Something interesting is happening when anti-capitalist rhetoric has become mainstream. We need to be aware that it’s rhetoric. But it’s still interesting.

Another example. At about the time Schwab was making his speech, Republican presidential front-runner Mitt Romney was under attack for “vulture capitalism”. Again, what makes this interesting is that the attack came not from the left but from other Republican candidates.

And it’s prompted a backlash from Republican leaders; for even if they have not endorsed Romney, they nonetheless take fright at this type of attack on a fellow conservative. To them it amounts to an assault on capitalism and the free market system which lies at the heart of the Republican Party’s ideology. For example, South Carolina Governor and Tea Party star Nikki Haley, warned :

Republican contender Mitt Romney
"It’s a sad day in South Carolina and across this country if Republicans are talking against the free market."

Reported on BBC News 20 January, Is capitalism under attack in the 2012 Republican race?

Meanwhile in the UK, the right-wing Freedom Association dedicated to individual freedom, limited government and a free market economy, feels obliged to heap scorn on the notion of a fairer capitalism. When it’s lefties or Ed Milliband promoting the idea, they don’t mind. What bugs them is that even Conservative prime minster David Cameron has promised to clamp down on excessive pay, and is promoting belief in better or fairer capitalism and promising to curtail “crony capitalism”. The Freedom Association derides such ideas as “brave new capitalism” whilst moaning that conservative politicians, to court popularity, score a cheap point by pandering to the belief that the successful have won unfairly.

For more see the Freedom Association website

Analysing this

Writing in the mildly leftwing American magazine The Nation, William Greider analyses the vulture capitalism attacks on Romney as opportunistic cross-dressing by conservatives. There are no candidates in this year's politics, he says, “witless enough to stand up and defend the most bloodthirsty tactics of rapacious capitalism.” And he suggests this opportunism reflects a deeper confusion of purpose and an insecurity in the Republican Party.

His article is Why are Republicans attacking 'Vulture Capitalism'?, January 24.

Sunday, January 29, 2012

Daffodils in January

Daffodils in my woodland garden yesterday. They’ve been in bloom for a week now. Surely this should not be. Which brings me to a new version of the US Plant Hardiness Zone Map released this week.

The U.S. Department of Agriculture has advised gardeners and farmers to count on warmer weather. The map’s colour-coded zones are widely used as a guide for what perennial flowers will survive in a particular area, or when to plant crops. What's being measured is the average low temperature during wintertime. Higher zone numbers indicate a warmer average.

On this map, the zones have all shifted northward, showing that in much of the country, winters aren't as cold as they used to be, and spring planting comes earlier. 

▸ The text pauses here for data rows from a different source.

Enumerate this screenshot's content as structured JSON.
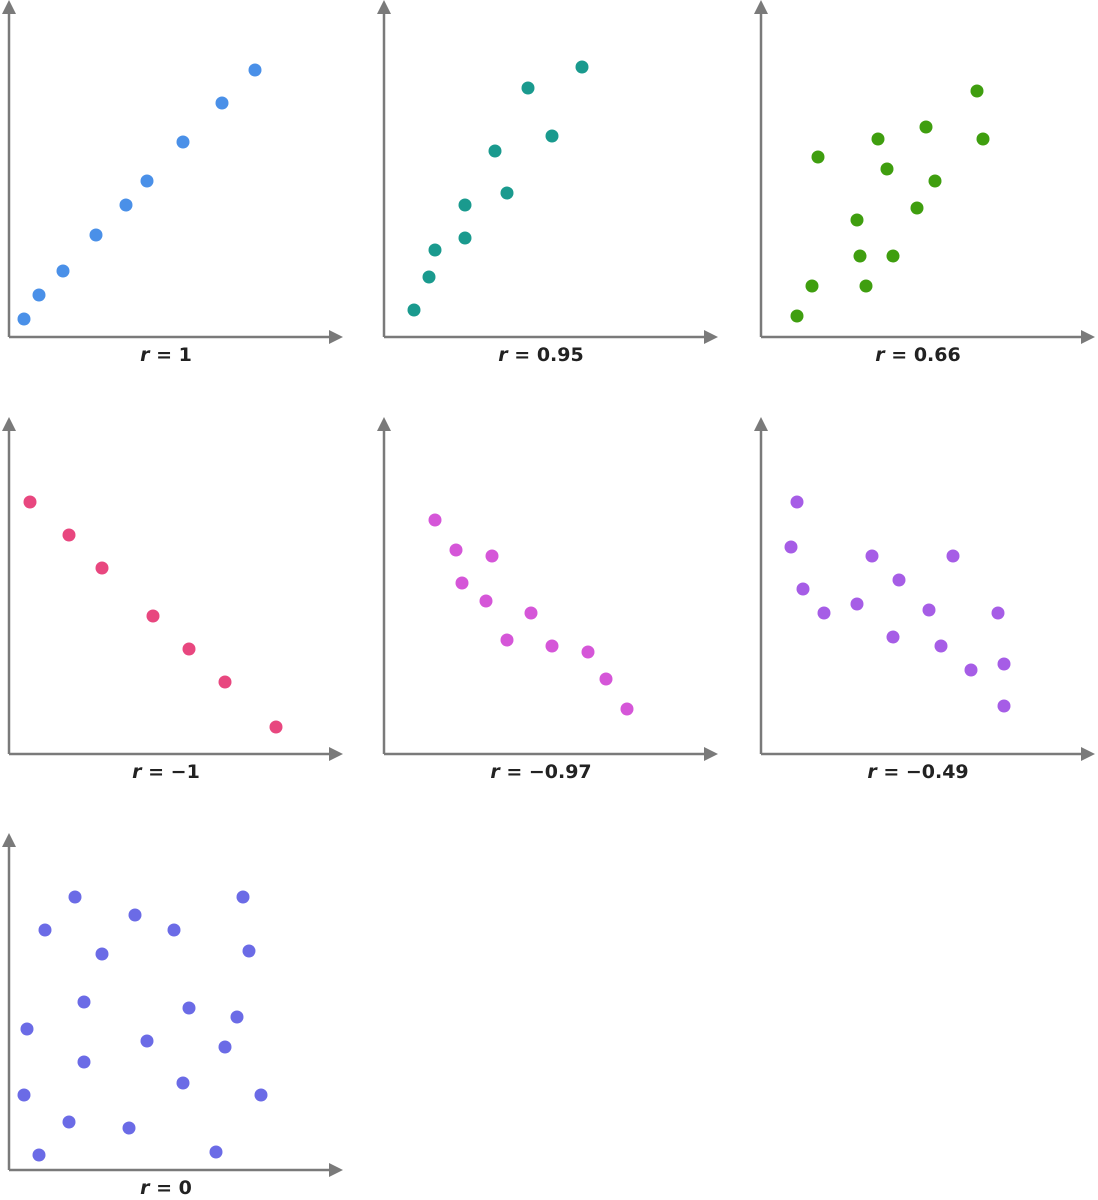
{
  "chart_data": [
    {
      "type": "scatter",
      "caption_var": "r",
      "caption_value": " = 1",
      "color": "#4a90e8",
      "xlim": [
        0,
        10
      ],
      "ylim": [
        0,
        10
      ],
      "points": [
        [
          0.5,
          0.6
        ],
        [
          1.0,
          1.4
        ],
        [
          1.8,
          2.2
        ],
        [
          2.9,
          3.4
        ],
        [
          3.9,
          4.4
        ],
        [
          4.6,
          5.2
        ],
        [
          5.8,
          6.5
        ],
        [
          7.1,
          7.8
        ],
        [
          8.2,
          8.9
        ]
      ]
    },
    {
      "type": "scatter",
      "caption_var": "r",
      "caption_value": " = 0.95",
      "color": "#1a9a8e",
      "xlim": [
        0,
        10
      ],
      "ylim": [
        0,
        10
      ],
      "points": [
        [
          1.0,
          0.9
        ],
        [
          1.5,
          2.0
        ],
        [
          1.7,
          2.9
        ],
        [
          2.7,
          3.3
        ],
        [
          2.7,
          4.4
        ],
        [
          3.7,
          6.2
        ],
        [
          4.1,
          4.8
        ],
        [
          4.8,
          8.3
        ],
        [
          5.6,
          6.7
        ],
        [
          6.6,
          9.0
        ]
      ]
    },
    {
      "type": "scatter",
      "caption_var": "r",
      "caption_value": " = 0.66",
      "color": "#3f9e0f",
      "xlim": [
        0,
        10
      ],
      "ylim": [
        0,
        10
      ],
      "points": [
        [
          1.2,
          0.7
        ],
        [
          1.7,
          1.7
        ],
        [
          1.9,
          6.0
        ],
        [
          3.2,
          3.9
        ],
        [
          3.3,
          2.7
        ],
        [
          3.5,
          1.7
        ],
        [
          3.9,
          6.6
        ],
        [
          4.2,
          5.6
        ],
        [
          4.4,
          2.7
        ],
        [
          5.2,
          4.3
        ],
        [
          5.5,
          7.0
        ],
        [
          5.8,
          5.2
        ],
        [
          7.2,
          8.2
        ],
        [
          7.4,
          6.6
        ]
      ]
    },
    {
      "type": "scatter",
      "caption_var": "r",
      "caption_value": " = −1",
      "color": "#e8477f",
      "xlim": [
        0,
        10
      ],
      "ylim": [
        0,
        10
      ],
      "points": [
        [
          0.7,
          8.4
        ],
        [
          2.0,
          7.3
        ],
        [
          3.1,
          6.2
        ],
        [
          4.8,
          4.6
        ],
        [
          6.0,
          3.5
        ],
        [
          7.2,
          2.4
        ],
        [
          8.9,
          0.9
        ]
      ]
    },
    {
      "type": "scatter",
      "caption_var": "r",
      "caption_value": " = −0.97",
      "color": "#d556d8",
      "xlim": [
        0,
        10
      ],
      "ylim": [
        0,
        10
      ],
      "points": [
        [
          1.7,
          7.8
        ],
        [
          2.4,
          6.8
        ],
        [
          2.6,
          5.7
        ],
        [
          3.4,
          5.1
        ],
        [
          3.6,
          6.6
        ],
        [
          4.1,
          3.8
        ],
        [
          4.9,
          4.7
        ],
        [
          5.6,
          3.6
        ],
        [
          6.8,
          3.4
        ],
        [
          7.4,
          2.5
        ],
        [
          8.1,
          1.5
        ]
      ]
    },
    {
      "type": "scatter",
      "caption_var": "r",
      "caption_value": " = −0.49",
      "color": "#a65de6",
      "xlim": [
        0,
        10
      ],
      "ylim": [
        0,
        10
      ],
      "points": [
        [
          1.2,
          8.4
        ],
        [
          1.0,
          6.9
        ],
        [
          1.4,
          5.5
        ],
        [
          2.1,
          4.7
        ],
        [
          3.2,
          5.0
        ],
        [
          3.7,
          6.6
        ],
        [
          4.4,
          3.9
        ],
        [
          4.6,
          5.8
        ],
        [
          5.6,
          4.8
        ],
        [
          6.0,
          3.6
        ],
        [
          6.4,
          6.6
        ],
        [
          7.0,
          2.8
        ],
        [
          7.9,
          4.7
        ],
        [
          8.1,
          3.0
        ],
        [
          8.1,
          1.6
        ]
      ]
    },
    {
      "type": "scatter",
      "caption_var": "r",
      "caption_value": " = 0",
      "color": "#6b6be6",
      "xlim": [
        0,
        10
      ],
      "ylim": [
        0,
        10
      ],
      "points": [
        [
          2.2,
          9.1
        ],
        [
          1.2,
          8.0
        ],
        [
          3.1,
          7.2
        ],
        [
          4.2,
          8.5
        ],
        [
          5.5,
          8.0
        ],
        [
          7.8,
          9.1
        ],
        [
          8.0,
          7.3
        ],
        [
          2.5,
          5.6
        ],
        [
          6.0,
          5.4
        ],
        [
          7.6,
          5.1
        ],
        [
          0.6,
          4.7
        ],
        [
          4.6,
          4.3
        ],
        [
          7.2,
          4.1
        ],
        [
          2.5,
          3.6
        ],
        [
          5.8,
          2.9
        ],
        [
          0.5,
          2.5
        ],
        [
          8.4,
          2.5
        ],
        [
          2.0,
          1.6
        ],
        [
          4.0,
          1.4
        ],
        [
          1.0,
          0.5
        ],
        [
          6.9,
          0.6
        ]
      ]
    }
  ]
}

When the Department of Agriculture introduced their new map to reporters, the nationwide shift in the planting season provoked lots of questions about just how much to attribute to climate change. But NPR reports that officials insisted they were making no claims about global warming. Quite right too. They need to eat. There's an election coming. And who knows, the next President may not like global warming.

The new map includes 13 zones, with the addition for the first time of zones 12 (50-60 degrees F) and 13 (60-70 degrees F). It replaces one issued in 1990.